Have you ever been driving along the highway or near an industrial area and wondered what the large concrete domes are used for? Or why would you bother building a dome like that? As simple as they look, there is a lot of technology at work in these structures.
These domes are usually used to store cement, fertilizer, or other bulk material. The whole facility, including incline conveyor and reclaim systems, is designed to move and store these materials as inexpensively as possible. Some domes can hold in excess of 100 million tons of material. When you’re dealing with that much stuff, you need to find the most efficient ways to handle it you can.
Domes are used because they are space efficient, they’re inherently strong, and they are easy to load and unload.
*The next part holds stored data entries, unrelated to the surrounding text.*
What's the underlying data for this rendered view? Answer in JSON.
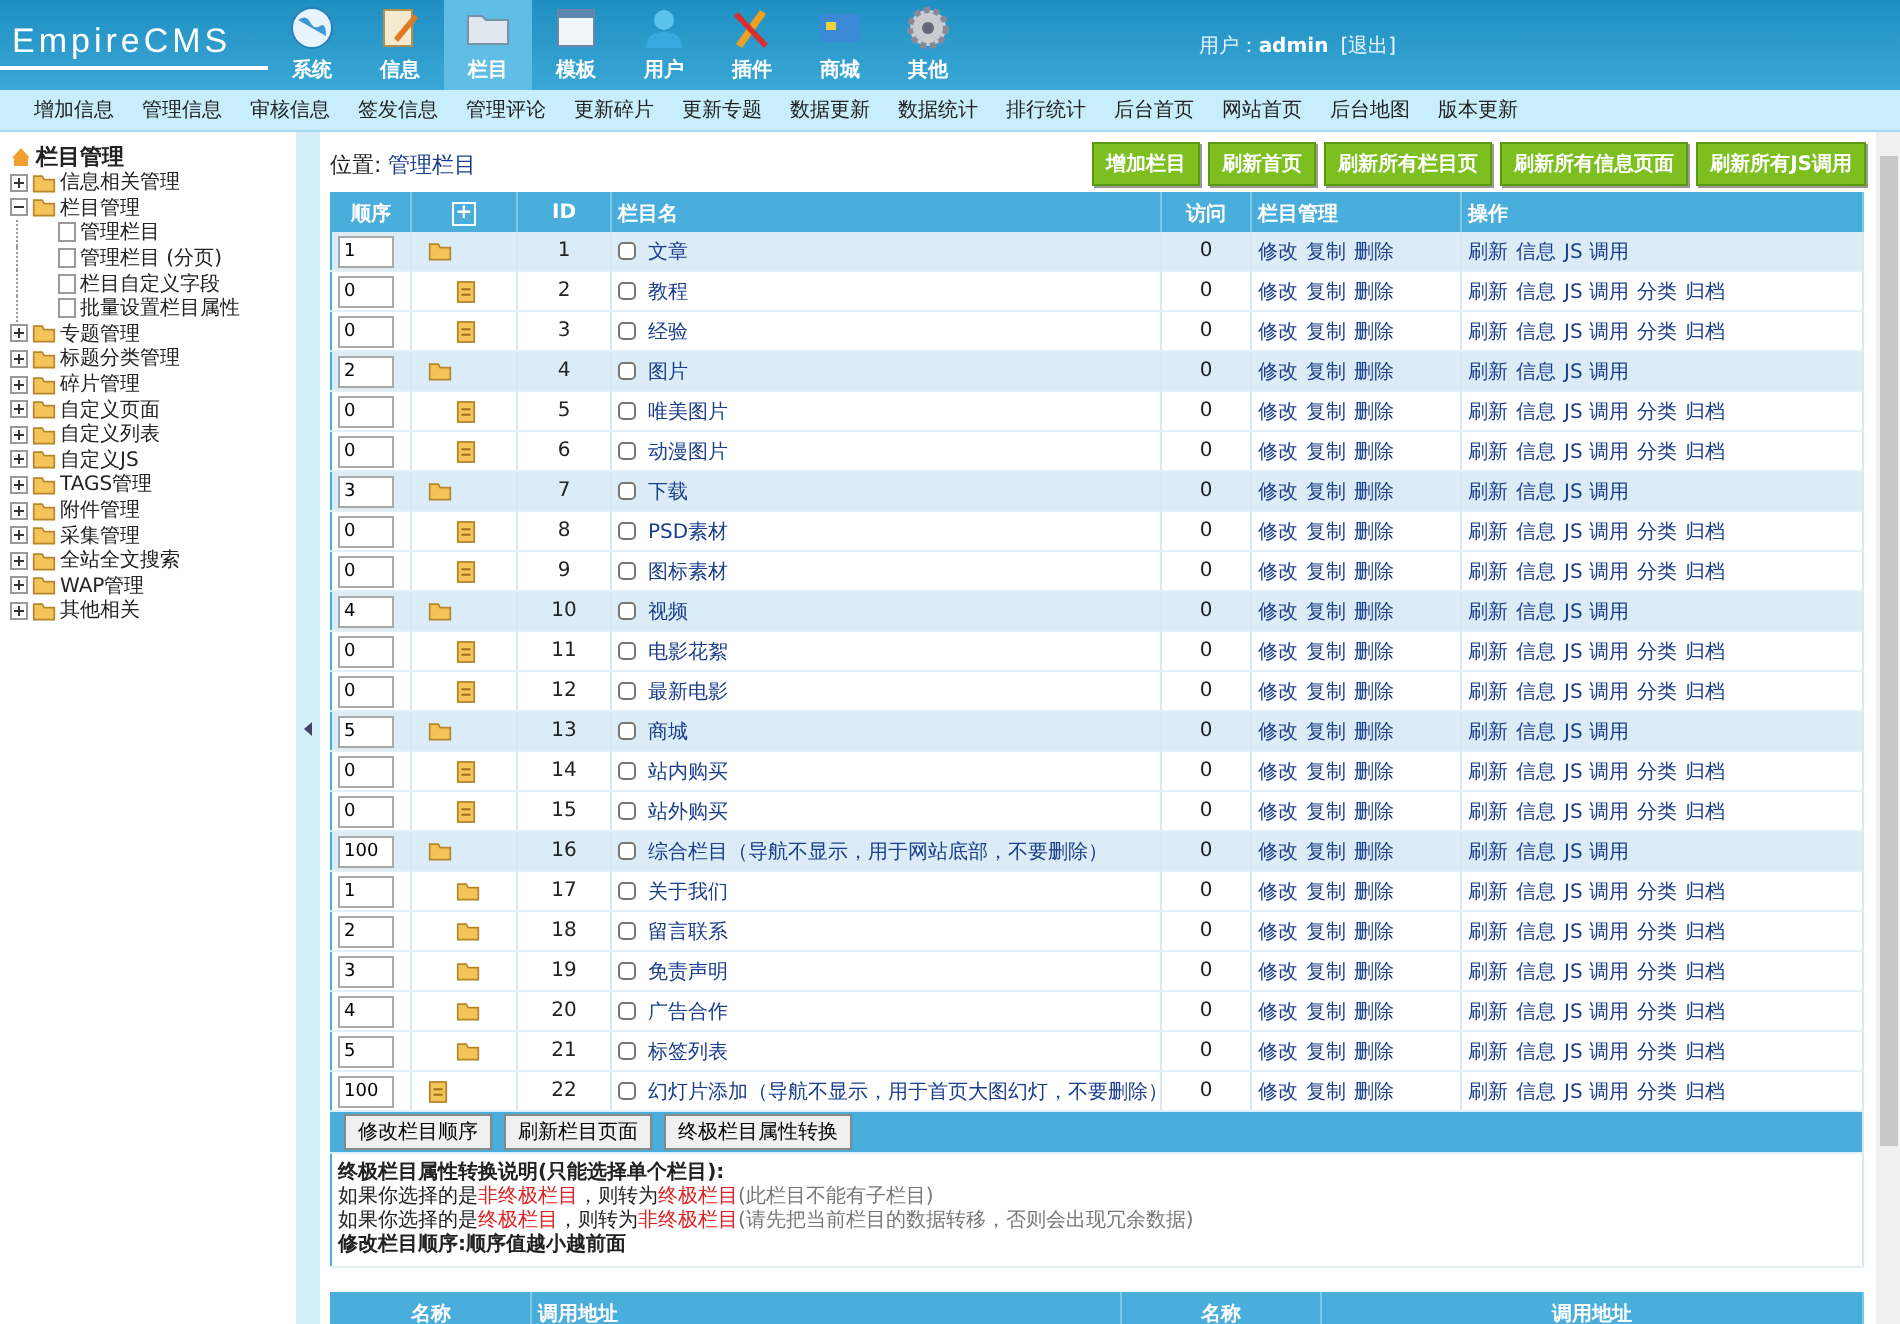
{
  "header": {
    "logo": "EmpireCMS",
    "nav": [
      {
        "label": "系统",
        "kind": "globe",
        "selected": false
      },
      {
        "label": "信息",
        "kind": "notepad",
        "selected": false
      },
      {
        "label": "栏目",
        "kind": "folder",
        "selected": true
      },
      {
        "label": "模板",
        "kind": "window",
        "selected": false
      },
      {
        "label": "用户",
        "kind": "user",
        "selected": false
      },
      {
        "label": "插件",
        "kind": "tools",
        "selected": false
      },
      {
        "label": "商城",
        "kind": "card",
        "selected": false
      },
      {
        "label": "其他",
        "kind": "gear",
        "selected": false
      }
    ],
    "user_label": "用户：",
    "user_name": "admin",
    "logout": "[退出]"
  },
  "menu": [
    "增加信息",
    "管理信息",
    "审核信息",
    "签发信息",
    "管理评论",
    "更新碎片",
    "更新专题",
    "数据更新",
    "数据统计",
    "排行统计",
    "后台首页",
    "网站首页",
    "后台地图",
    "版本更新"
  ],
  "sidebar": {
    "title": "栏目管理",
    "items": [
      {
        "label": "信息相关管理",
        "expanded": false
      },
      {
        "label": "栏目管理",
        "expanded": true,
        "children": [
          {
            "label": "管理栏目"
          },
          {
            "label": "管理栏目 (分页)"
          },
          {
            "label": "栏目自定义字段"
          },
          {
            "label": "批量设置栏目属性"
          }
        ]
      },
      {
        "label": "专题管理",
        "expanded": false
      },
      {
        "label": "标题分类管理",
        "expanded": false
      },
      {
        "label": "碎片管理",
        "expanded": false
      },
      {
        "label": "自定义页面",
        "expanded": false
      },
      {
        "label": "自定义列表",
        "expanded": false
      },
      {
        "label": "自定义JS",
        "expanded": false
      },
      {
        "label": "TAGS管理",
        "expanded": false
      },
      {
        "label": "附件管理",
        "expanded": false
      },
      {
        "label": "采集管理",
        "expanded": false
      },
      {
        "label": "全站全文搜索",
        "expanded": false
      },
      {
        "label": "WAP管理",
        "expanded": false
      },
      {
        "label": "其他相关",
        "expanded": false
      }
    ]
  },
  "breadcrumb": {
    "label": "位置:",
    "link": "管理栏目"
  },
  "toolbar": [
    "增加栏目",
    "刷新首页",
    "刷新所有栏目页",
    "刷新所有信息页面",
    "刷新所有JS调用"
  ],
  "table": {
    "columns": [
      "顺序",
      "+",
      "ID",
      "栏目名",
      "访问",
      "栏目管理",
      "操作"
    ],
    "rows": [
      {
        "order": "1",
        "kind": "folder",
        "id": "1",
        "checked": false,
        "name": "文章",
        "visits": "0",
        "manage": [
          "修改",
          "复制",
          "删除"
        ],
        "actions": [
          "刷新",
          "信息",
          "JS 调用"
        ]
      },
      {
        "order": "0",
        "kind": "doc",
        "id": "2",
        "checked": false,
        "name": "教程",
        "visits": "0",
        "manage": [
          "修改",
          "复制",
          "删除"
        ],
        "actions": [
          "刷新",
          "信息",
          "JS 调用",
          "分类",
          "归档"
        ]
      },
      {
        "order": "0",
        "kind": "doc",
        "id": "3",
        "checked": false,
        "name": "经验",
        "visits": "0",
        "manage": [
          "修改",
          "复制",
          "删除"
        ],
        "actions": [
          "刷新",
          "信息",
          "JS 调用",
          "分类",
          "归档"
        ]
      },
      {
        "order": "2",
        "kind": "folder",
        "id": "4",
        "checked": false,
        "name": "图片",
        "visits": "0",
        "manage": [
          "修改",
          "复制",
          "删除"
        ],
        "actions": [
          "刷新",
          "信息",
          "JS 调用"
        ]
      },
      {
        "order": "0",
        "kind": "doc",
        "id": "5",
        "checked": false,
        "name": "唯美图片",
        "visits": "0",
        "manage": [
          "修改",
          "复制",
          "删除"
        ],
        "actions": [
          "刷新",
          "信息",
          "JS 调用",
          "分类",
          "归档"
        ]
      },
      {
        "order": "0",
        "kind": "doc",
        "id": "6",
        "checked": false,
        "name": "动漫图片",
        "visits": "0",
        "manage": [
          "修改",
          "复制",
          "删除"
        ],
        "actions": [
          "刷新",
          "信息",
          "JS 调用",
          "分类",
          "归档"
        ]
      },
      {
        "order": "3",
        "kind": "folder",
        "id": "7",
        "checked": false,
        "name": "下载",
        "visits": "0",
        "manage": [
          "修改",
          "复制",
          "删除"
        ],
        "actions": [
          "刷新",
          "信息",
          "JS 调用"
        ]
      },
      {
        "order": "0",
        "kind": "doc",
        "id": "8",
        "checked": false,
        "name": "PSD素材",
        "visits": "0",
        "manage": [
          "修改",
          "复制",
          "删除"
        ],
        "actions": [
          "刷新",
          "信息",
          "JS 调用",
          "分类",
          "归档"
        ]
      },
      {
        "order": "0",
        "kind": "doc",
        "id": "9",
        "checked": false,
        "name": "图标素材",
        "visits": "0",
        "manage": [
          "修改",
          "复制",
          "删除"
        ],
        "actions": [
          "刷新",
          "信息",
          "JS 调用",
          "分类",
          "归档"
        ]
      },
      {
        "order": "4",
        "kind": "folder",
        "id": "10",
        "checked": false,
        "name": "视频",
        "visits": "0",
        "manage": [
          "修改",
          "复制",
          "删除"
        ],
        "actions": [
          "刷新",
          "信息",
          "JS 调用"
        ]
      },
      {
        "order": "0",
        "kind": "doc",
        "id": "11",
        "checked": false,
        "name": "电影花絮",
        "visits": "0",
        "manage": [
          "修改",
          "复制",
          "删除"
        ],
        "actions": [
          "刷新",
          "信息",
          "JS 调用",
          "分类",
          "归档"
        ]
      },
      {
        "order": "0",
        "kind": "doc",
        "id": "12",
        "checked": false,
        "name": "最新电影",
        "visits": "0",
        "manage": [
          "修改",
          "复制",
          "删除"
        ],
        "actions": [
          "刷新",
          "信息",
          "JS 调用",
          "分类",
          "归档"
        ]
      },
      {
        "order": "5",
        "kind": "folder",
        "id": "13",
        "checked": false,
        "name": "商城",
        "visits": "0",
        "manage": [
          "修改",
          "复制",
          "删除"
        ],
        "actions": [
          "刷新",
          "信息",
          "JS 调用"
        ]
      },
      {
        "order": "0",
        "kind": "doc",
        "id": "14",
        "checked": false,
        "name": "站内购买",
        "visits": "0",
        "manage": [
          "修改",
          "复制",
          "删除"
        ],
        "actions": [
          "刷新",
          "信息",
          "JS 调用",
          "分类",
          "归档"
        ]
      },
      {
        "order": "0",
        "kind": "doc",
        "id": "15",
        "checked": false,
        "name": "站外购买",
        "visits": "0",
        "manage": [
          "修改",
          "复制",
          "删除"
        ],
        "actions": [
          "刷新",
          "信息",
          "JS 调用",
          "分类",
          "归档"
        ]
      },
      {
        "order": "100",
        "kind": "folder",
        "id": "16",
        "checked": false,
        "name": "综合栏目（导航不显示，用于网站底部，不要删除）",
        "visits": "0",
        "manage": [
          "修改",
          "复制",
          "删除"
        ],
        "actions": [
          "刷新",
          "信息",
          "JS 调用"
        ]
      },
      {
        "order": "1",
        "kind": "subfolder",
        "id": "17",
        "checked": false,
        "name": "关于我们",
        "visits": "0",
        "manage": [
          "修改",
          "复制",
          "删除"
        ],
        "actions": [
          "刷新",
          "信息",
          "JS 调用",
          "分类",
          "归档"
        ]
      },
      {
        "order": "2",
        "kind": "subfolder",
        "id": "18",
        "checked": false,
        "name": "留言联系",
        "visits": "0",
        "manage": [
          "修改",
          "复制",
          "删除"
        ],
        "actions": [
          "刷新",
          "信息",
          "JS 调用",
          "分类",
          "归档"
        ]
      },
      {
        "order": "3",
        "kind": "subfolder",
        "id": "19",
        "checked": false,
        "name": "免责声明",
        "visits": "0",
        "manage": [
          "修改",
          "复制",
          "删除"
        ],
        "actions": [
          "刷新",
          "信息",
          "JS 调用",
          "分类",
          "归档"
        ]
      },
      {
        "order": "4",
        "kind": "subfolder",
        "id": "20",
        "checked": false,
        "name": "广告合作",
        "visits": "0",
        "manage": [
          "修改",
          "复制",
          "删除"
        ],
        "actions": [
          "刷新",
          "信息",
          "JS 调用",
          "分类",
          "归档"
        ]
      },
      {
        "order": "5",
        "kind": "subfolder",
        "id": "21",
        "checked": false,
        "name": "标签列表",
        "visits": "0",
        "manage": [
          "修改",
          "复制",
          "删除"
        ],
        "actions": [
          "刷新",
          "信息",
          "JS 调用",
          "分类",
          "归档"
        ]
      },
      {
        "order": "100",
        "kind": "rootdoc",
        "id": "22",
        "checked": false,
        "name": "幻灯片添加（导航不显示，用于首页大图幻灯，不要删除）",
        "visits": "0",
        "manage": [
          "修改",
          "复制",
          "删除"
        ],
        "actions": [
          "刷新",
          "信息",
          "JS 调用",
          "分类",
          "归档"
        ]
      }
    ],
    "buttons": [
      "修改栏目顺序",
      "刷新栏目页面",
      "终极栏目属性转换"
    ]
  },
  "notes": [
    [
      {
        "text": "终极栏目属性转换说明(只能选择单个栏目):",
        "kind": "bold"
      }
    ],
    [
      {
        "text": "如果你选择的是",
        "kind": "plain"
      },
      {
        "text": "非终极栏目",
        "kind": "red"
      },
      {
        "text": "，则转为",
        "kind": "plain"
      },
      {
        "text": "终极栏目",
        "kind": "red"
      },
      {
        "text": "(此栏目不能有子栏目)",
        "kind": "grey"
      }
    ],
    [
      {
        "text": "如果你选择的是",
        "kind": "plain"
      },
      {
        "text": "终极栏目",
        "kind": "red"
      },
      {
        "text": "，则转为",
        "kind": "plain"
      },
      {
        "text": "非终极栏目",
        "kind": "red"
      },
      {
        "text": "(请先把当前栏目的数据转移，否则会出现冗余数据)",
        "kind": "grey"
      }
    ],
    [
      {
        "text": "修改栏目顺序:顺序值越小越前面",
        "kind": "bold"
      }
    ]
  ],
  "bottom_table": {
    "columns": [
      "名称",
      "调用地址",
      "名称",
      "调用地址"
    ]
  }
}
These facilities also need to make sure the content stays absolutely dry. You can imagine what would happen if a full dome of cement powder got wet. You could end up with one solid dome-shaped lump of concrete – not very useful.
To fill the dome, cement is shipped to the storage facility on a train, ship, or truck. Operators use a transloader, a specialized conveyor system, to move the powder from the transport to the storage facility. From there, a covered incline conveyor system carries the fill up to an opening in the top of the dome, where it falls uniformly into the hollow dome.
Why bother carrying the material up just to drop it in? Because it’s cheaper and easier to do this than push it around from the side or bottom. Remember we’re working with millions of tons at a time.
Removing or “reclaiming” the cement from the dome is a little more complicated. Material is drained from a hole in the floor of the dome and is carried outside the building on another conveyor belt. At first, gravity does most of the work. But as cement powder syphons out of the dome, it tends to empty the middle first, leaving material piled around the edges of the dome. It would take considerable effort to remove the last of the product manually. So most dome units have automated reclaim systems with large arms that comb the entire area, leveling the fill and allowing gravity to pull it down.